Zebrafish tmem179 research offers valuable insights into human disease mechanisms through several translational pathways:

• Comparative genomics approach:

  • The human TMEM179 gene maps to chromosome 14, which contains approximately 700 genes and is associated with several genetic disorders

  • Functional conservation between zebrafish and human proteins allows modeling of human disease variants

  • Specific domains critical for function in zebrafish can guide analysis of human mutations

• Immune regulation insights:

  • Given the role of related proteins in antiviral immunity , tmem179 research may inform understanding of immunodeficiency disorders

  • Mechanisms of interferon regulation identified in zebrafish could reveal novel therapeutic targets for autoimmune conditions

  • Viral challenge models in zebrafish can recapitulate aspects of human viral susceptibility

• Developmental disease modeling:

  • Zebrafish embryonic development provides a visible, accessible system to study genes with developmental roles

  • High-throughput screening capabilities allow testing of genetic and chemical modifiers

  • Cellular processes affected by tmem179 dysfunction can be linked to human pathologies

• Therapeutic target validation:

  • Genetic rescue experiments in zebrafish can validate mechanism-based therapeutic approaches

  • Small molecule screens can identify compounds that modulate tmem179 function

  • Humanized zebrafish models expressing human TMEM179 variants can evaluate personalized interventions

The established role of chromosome 14 genes in human disorders like Alzheimer's disease (through presenilin 1) and α1-antitrypsin deficiency highlights the potential significance of all genes in this region, including TMEM179, in human health .

What methodological considerations are important when correlating zebrafish tmem179 findings with human TMEM179 function?
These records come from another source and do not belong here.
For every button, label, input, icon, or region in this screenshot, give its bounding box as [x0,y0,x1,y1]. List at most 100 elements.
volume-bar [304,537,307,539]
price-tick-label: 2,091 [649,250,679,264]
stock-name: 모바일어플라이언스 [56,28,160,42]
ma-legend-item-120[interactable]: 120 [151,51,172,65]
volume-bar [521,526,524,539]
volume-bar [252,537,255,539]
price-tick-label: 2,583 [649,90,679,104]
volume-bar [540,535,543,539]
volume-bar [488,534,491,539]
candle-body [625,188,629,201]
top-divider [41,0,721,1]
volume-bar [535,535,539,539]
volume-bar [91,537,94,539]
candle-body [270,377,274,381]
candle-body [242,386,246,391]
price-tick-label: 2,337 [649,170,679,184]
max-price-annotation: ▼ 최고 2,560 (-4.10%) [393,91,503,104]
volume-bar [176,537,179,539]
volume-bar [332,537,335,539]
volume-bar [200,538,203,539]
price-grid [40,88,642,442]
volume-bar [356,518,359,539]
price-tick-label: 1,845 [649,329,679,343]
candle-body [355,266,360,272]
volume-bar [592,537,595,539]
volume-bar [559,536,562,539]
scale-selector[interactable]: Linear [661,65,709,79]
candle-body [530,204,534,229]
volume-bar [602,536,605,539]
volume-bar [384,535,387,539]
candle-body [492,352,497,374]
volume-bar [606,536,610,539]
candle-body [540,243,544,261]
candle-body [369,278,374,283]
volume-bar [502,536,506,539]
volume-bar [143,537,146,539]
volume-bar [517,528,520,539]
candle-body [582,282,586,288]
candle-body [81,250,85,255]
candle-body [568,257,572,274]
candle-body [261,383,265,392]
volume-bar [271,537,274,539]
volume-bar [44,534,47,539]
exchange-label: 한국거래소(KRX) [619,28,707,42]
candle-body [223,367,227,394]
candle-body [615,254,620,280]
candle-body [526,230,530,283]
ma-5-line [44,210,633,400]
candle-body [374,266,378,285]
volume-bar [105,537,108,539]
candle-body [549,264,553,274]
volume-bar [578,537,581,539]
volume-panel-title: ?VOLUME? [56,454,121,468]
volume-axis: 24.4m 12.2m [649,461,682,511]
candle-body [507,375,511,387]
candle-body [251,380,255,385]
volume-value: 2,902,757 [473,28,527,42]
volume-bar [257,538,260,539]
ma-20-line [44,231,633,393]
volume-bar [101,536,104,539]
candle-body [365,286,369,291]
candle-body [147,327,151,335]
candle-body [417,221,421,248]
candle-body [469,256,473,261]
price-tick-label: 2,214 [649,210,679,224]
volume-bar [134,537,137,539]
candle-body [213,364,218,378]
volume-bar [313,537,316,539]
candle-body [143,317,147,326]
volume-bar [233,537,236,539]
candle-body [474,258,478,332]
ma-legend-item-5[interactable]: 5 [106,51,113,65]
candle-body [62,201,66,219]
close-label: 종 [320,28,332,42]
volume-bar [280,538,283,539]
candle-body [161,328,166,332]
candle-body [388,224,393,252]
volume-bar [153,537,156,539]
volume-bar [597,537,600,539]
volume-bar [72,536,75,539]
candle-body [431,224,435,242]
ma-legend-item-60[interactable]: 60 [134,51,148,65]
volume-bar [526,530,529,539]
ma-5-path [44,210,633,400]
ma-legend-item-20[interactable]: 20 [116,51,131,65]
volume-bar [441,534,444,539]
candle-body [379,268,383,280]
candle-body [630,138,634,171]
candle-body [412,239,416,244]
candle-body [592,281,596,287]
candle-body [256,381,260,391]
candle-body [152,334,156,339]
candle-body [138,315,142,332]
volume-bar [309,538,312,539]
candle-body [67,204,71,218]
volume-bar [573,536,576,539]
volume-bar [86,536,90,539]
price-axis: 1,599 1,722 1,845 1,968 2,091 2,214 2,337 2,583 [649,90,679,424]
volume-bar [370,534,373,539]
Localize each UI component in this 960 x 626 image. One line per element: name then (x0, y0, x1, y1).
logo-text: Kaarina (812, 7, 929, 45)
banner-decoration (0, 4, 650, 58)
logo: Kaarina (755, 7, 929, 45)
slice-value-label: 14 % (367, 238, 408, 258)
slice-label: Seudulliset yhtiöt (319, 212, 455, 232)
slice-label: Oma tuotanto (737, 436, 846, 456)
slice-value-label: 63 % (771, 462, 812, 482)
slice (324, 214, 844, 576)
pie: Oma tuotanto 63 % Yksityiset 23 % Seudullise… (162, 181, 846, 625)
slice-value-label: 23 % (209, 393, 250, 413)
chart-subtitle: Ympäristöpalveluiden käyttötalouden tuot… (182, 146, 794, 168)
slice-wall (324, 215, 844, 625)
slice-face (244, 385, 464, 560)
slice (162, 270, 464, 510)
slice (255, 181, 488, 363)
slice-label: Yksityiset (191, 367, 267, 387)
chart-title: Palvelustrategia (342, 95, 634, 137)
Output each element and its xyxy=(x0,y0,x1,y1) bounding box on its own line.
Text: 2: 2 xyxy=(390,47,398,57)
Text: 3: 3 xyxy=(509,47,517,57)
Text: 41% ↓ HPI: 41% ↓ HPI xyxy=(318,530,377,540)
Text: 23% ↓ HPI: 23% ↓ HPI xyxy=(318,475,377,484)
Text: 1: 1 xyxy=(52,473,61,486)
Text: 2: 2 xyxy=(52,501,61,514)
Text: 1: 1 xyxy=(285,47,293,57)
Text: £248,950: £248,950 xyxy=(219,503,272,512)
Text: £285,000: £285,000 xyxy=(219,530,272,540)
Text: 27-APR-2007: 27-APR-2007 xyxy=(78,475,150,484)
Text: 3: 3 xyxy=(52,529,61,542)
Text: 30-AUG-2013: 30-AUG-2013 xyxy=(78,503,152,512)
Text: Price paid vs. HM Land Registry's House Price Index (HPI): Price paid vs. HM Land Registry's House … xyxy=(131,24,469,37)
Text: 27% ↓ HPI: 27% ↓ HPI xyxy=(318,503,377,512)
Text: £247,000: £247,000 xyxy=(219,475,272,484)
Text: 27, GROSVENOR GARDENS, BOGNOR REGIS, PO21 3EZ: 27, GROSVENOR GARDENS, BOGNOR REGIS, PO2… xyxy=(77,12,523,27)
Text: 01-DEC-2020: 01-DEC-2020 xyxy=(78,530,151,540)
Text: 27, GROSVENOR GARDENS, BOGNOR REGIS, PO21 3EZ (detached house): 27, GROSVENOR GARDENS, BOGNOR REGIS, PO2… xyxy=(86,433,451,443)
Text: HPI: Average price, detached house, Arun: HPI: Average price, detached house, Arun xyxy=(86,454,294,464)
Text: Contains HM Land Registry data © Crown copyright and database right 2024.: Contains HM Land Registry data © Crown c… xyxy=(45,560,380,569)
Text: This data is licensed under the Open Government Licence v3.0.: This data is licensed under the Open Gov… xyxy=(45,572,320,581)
When translating findings from zebrafish tmem179 to human TMEM179, the following methodological approaches are essential:

• Sequence and structure comparison:

  • Perform detailed alignment of protein sequences to identify conserved domains

  • Use homology modeling to predict structural similarities and differences

  • Identify post-translational modification sites that may differ between species

• Expression pattern analysis:

  • Compare tissue-specific expression profiles between zebrafish and human tissues

  • Analyze temporal expression patterns during development

  • Identify cell types expressing TMEM179 in both species

• Functional complementation studies:

  • Express human TMEM179 in zebrafish tmem179 mutants to assess functional rescue

  • Create chimeric proteins with domain swaps to identify species-specific regions

  • Use CRISPR/Cas9 to humanize zebrafish tmem179 sequences

• Disease-relevant phenotyping:

  • Develop assays in zebrafish that reflect human pathological processes

  • Assess both molecular and physiological parameters with clinical relevance

  • Incorporate environmental factors that influence disease manifestation

• Data validation in human systems:

  • Confirm key findings in human cell lines or patient-derived samples

  • Utilize tissue-specific differentiated cells from human iPSCs

  • Correlate zebrafish phenotypes with human clinical data when available

This systematic approach ensures that insights gained from the experimentally accessible zebrafish model can be meaningfully translated to human biology and pathology.